J'aimerais mentionner quelques éléments en plus de ce qui a déjà été dit. Il y a quelque chose de paradoxal dans l'opposition des acteurs à ce projet, qui est relativement modéré - nous l'avons encore plus ciblé. En effet, l'opposition qui a surgi très vite est quand même un peu suspecte. Si vraiment personne n'en veut, si aucun fournisseur de prestations, ni aucun assureur ne veut de ce type de solutions, alors elles n'existeront pas, il n'y a donc aucune crainte à avoir. L'opposition est peut-être bien, au contraire, le signe qu'il existe une envie chez certains assureurs et fournisseurs de prestations de s'organiser autrement dans les réseaux de soins coordonnées.
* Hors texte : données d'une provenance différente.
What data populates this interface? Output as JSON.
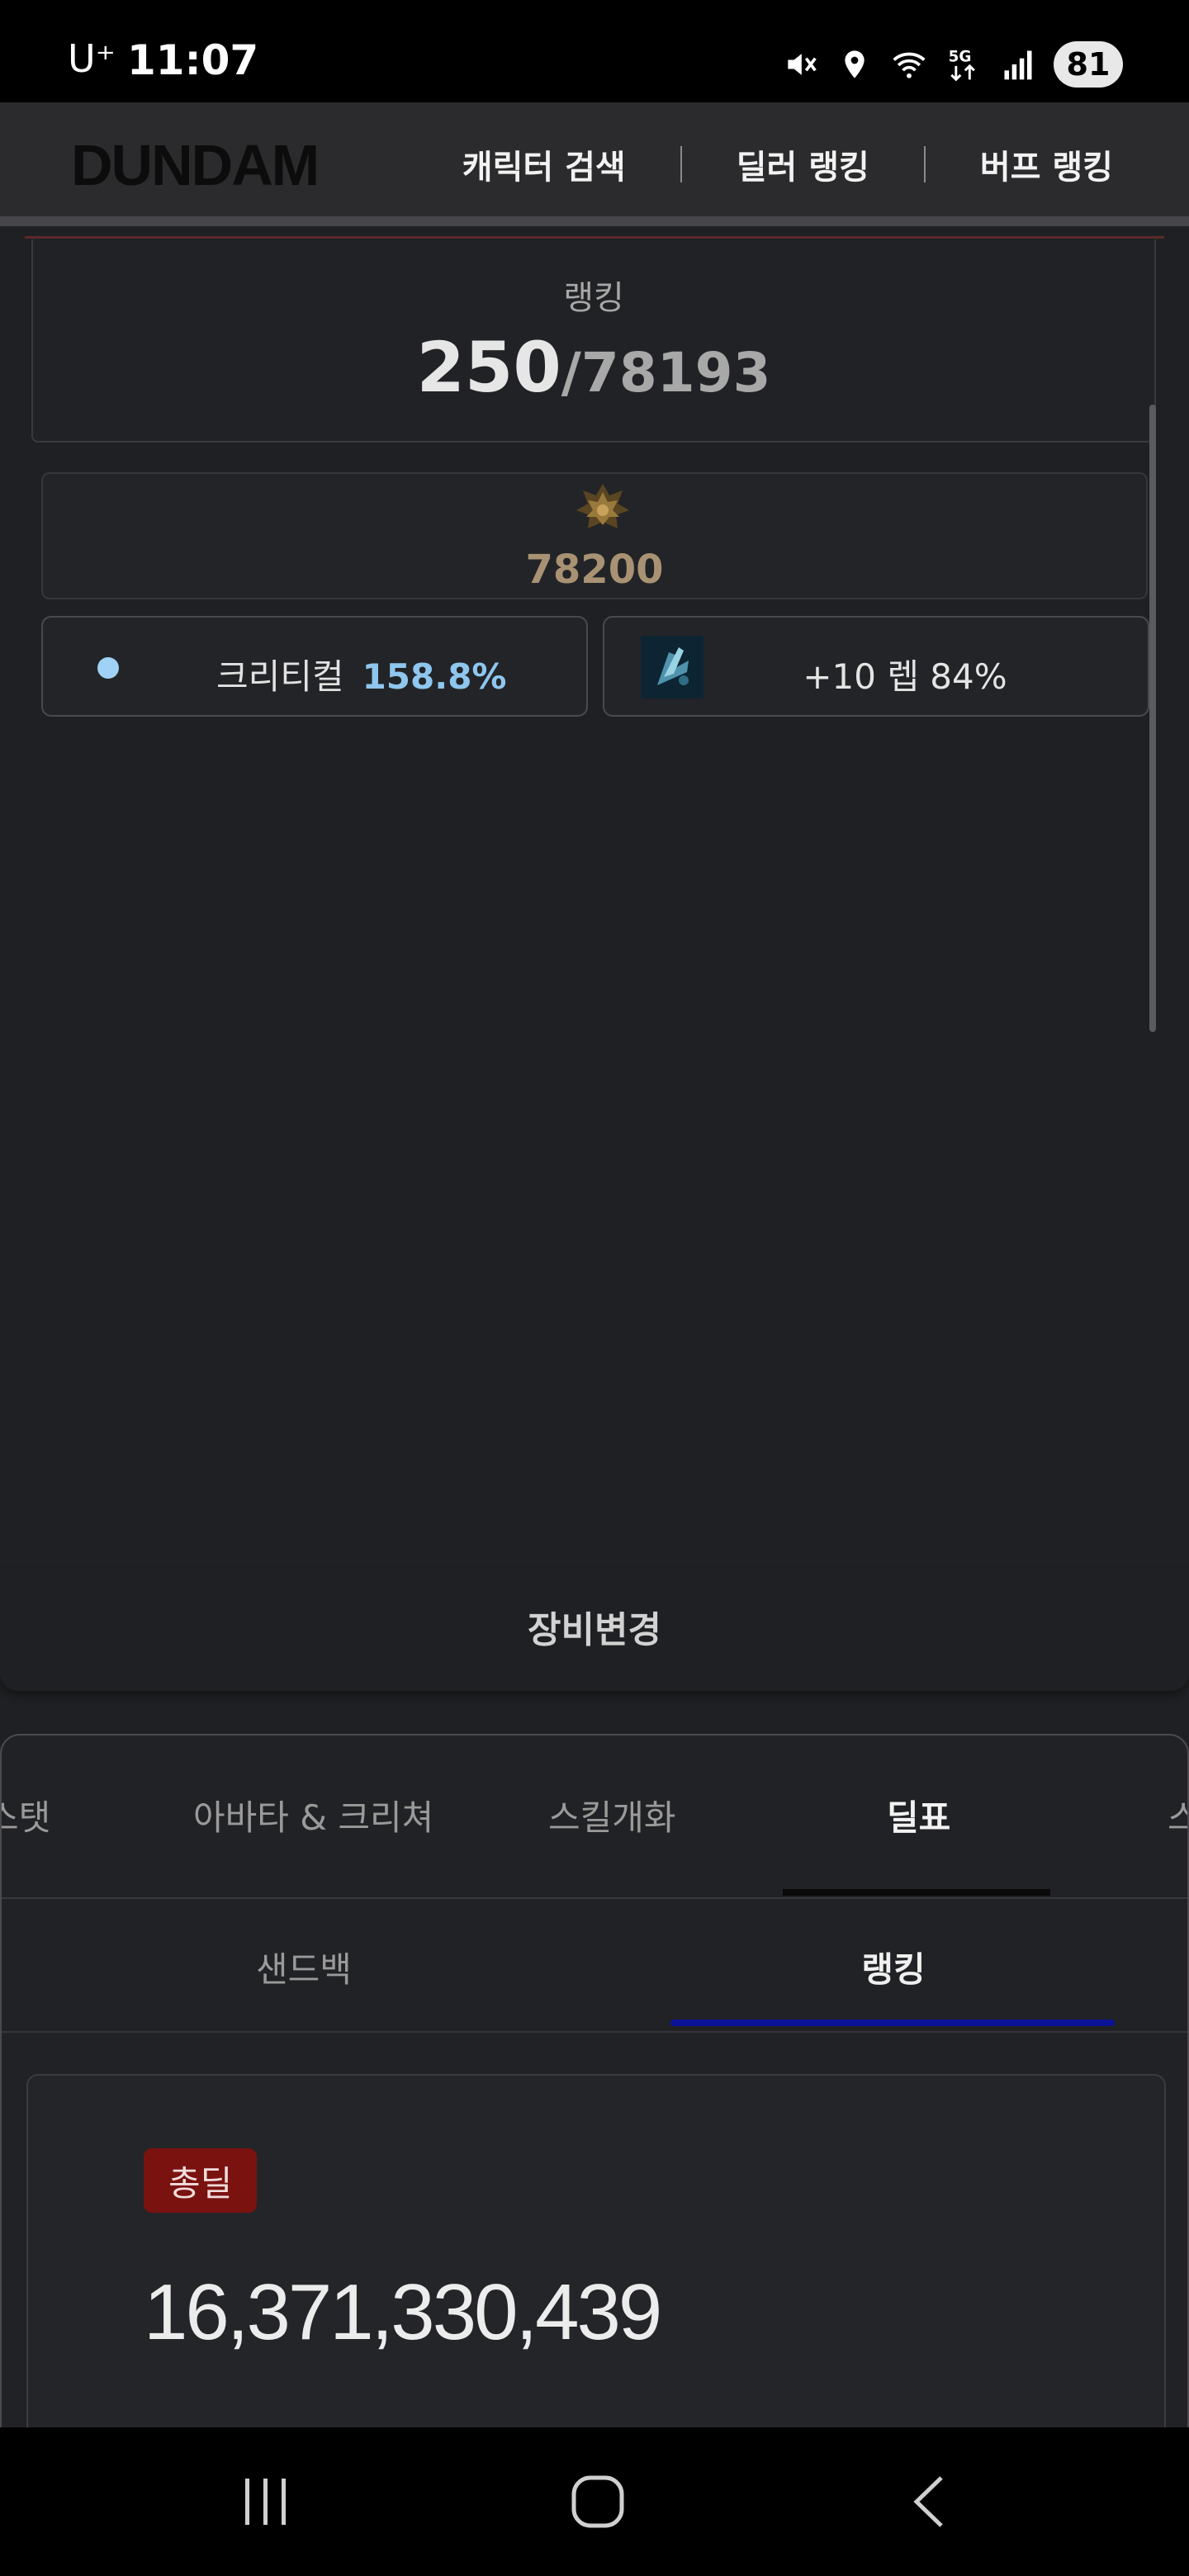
{
  "status_bar": {
    "carrier": "U⁺",
    "time": "11:07",
    "battery": "81",
    "icons": [
      "mute-icon",
      "location-icon",
      "wifi-icon",
      "5g-icon",
      "signal-icon"
    ]
  },
  "header": {
    "logo": "DUNDAM",
    "nav": [
      "캐릭터 검색",
      "딜러 랭킹",
      "버프 랭킹"
    ]
  },
  "ranking": {
    "title": "랭킹",
    "rank": "250",
    "total": "/78193"
  },
  "score": {
    "emblem": "rank-emblem-icon",
    "value": "78200"
  },
  "stats": {
    "crit_label": "크리티컬",
    "crit_value": "158.8%",
    "gear_text": "+10 렙 84%"
  },
  "equip_change": "장비변경",
  "tabs": {
    "main": [
      "스탯",
      "아바타 & 크리쳐",
      "스킬개화",
      "딜표",
      "스"
    ],
    "active_main": "딜표",
    "sub": [
      "샌드백",
      "랭킹"
    ],
    "active_sub": "랭킹"
  },
  "deal": {
    "badge": "총딜",
    "value": "16,371,330,439"
  },
  "colors": {
    "crit_accent": "#8ec6ee",
    "score_gold": "#a89273",
    "badge_red": "#7a1210",
    "sub_tab_accent": "#0b1298"
  }
}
Nous avons discuté de la loi sur les cartels pendant cette session et de la difficulté qu'ont certains fournisseurs de prestations, parfois, lorsqu'ils voient arriver de nouveaux acteurs. Je crois que nous sommes un peu dans cette situation ici aussi. Il y a un potentiel avec ce modèle, et c'est exactement là que nous devons agir. La coordination des soins n'a de sens que pour ceux qui consomment des soins. Or, malheureusement, les réseaux qui existent se concentrent plutôt sur des personnes qui ne consomment pas de soins. Pourquoi? Parce que le modèle particulier d'assurance oblige les assureurs à faire un collectif fermé avec un rabais de prime. C'est le rabais de prime qui est l'incitatif pour attirer de nouveaux assurés dans un modèle particulier d'assurance. Mais si vous utilisez le rabais de prime comme incitatif, vous devez faire un nouveau collectif fermé qui justifie des coûts plus bas que la moyenne. Et vous ne pouvez pas justifier des coûts plus bas que la moyenne avec des patients malades. Il suffit qu'il y [PAGE 606] ait quelques malades dans ce réseau pour que les coûts ne puissent pas être plus bas que la moyenne. Naturellement, nos réseaux de soins coordonnés qui fonctionnent ont une tendance naturelle à sélectionner plutôt des personnes en moyenne moins malades.

C'est la raison pour laquelle, comme l'a très bien dit notre collège Erich Ettlin, on constate que les personnes polymorbides, les personnes qui consomment des soins à domicile, ne vont pas dans les réseaux de soins coordonnés. Ici, nous apportons une réponse à ce problème en ajoutant un autre incitatif - non pas le rabais de prime, mais le rabais de quote-part -, qui attire justement les patients qui sont consommateurs de soins, là où on peut faire des économies. C'est vraiment un instrument intelligent, qui ne sera effectif que si des prestataires et des assureurs veulent le faire, puisque nous avons proposé que ce type de réseau ne puisse être créé qu'après une expérience concrète qui aura engagé au moins un assureur et des prestataires.

J'ajoute enfin que nous allons traiter tout à l'heure la motion de la CSSS-N 23.3504, "Renforcer les soins coordonnés par des contrats pluriannuels dans la LAMal". Cette proposition n'a pas trouvé de majorité en commission. Mais si le Conseil national reprend ce dossier, il pourrait aussi examiner cet aspect, parce qu'effectivement, dans un réseau de soins coordonnés, des contrats pluriannuels pourraient avoir du sens.

Nous disposons ici de tous les éléments pour arriver à un compromis intelligent, mais pour cela il faut que nous créions cette divergence et que nous puissions continuer à réfléchir à ce projet. Parce qu'il y a là des enjeux d'économies dans la qualité que nous pouvons réaliser.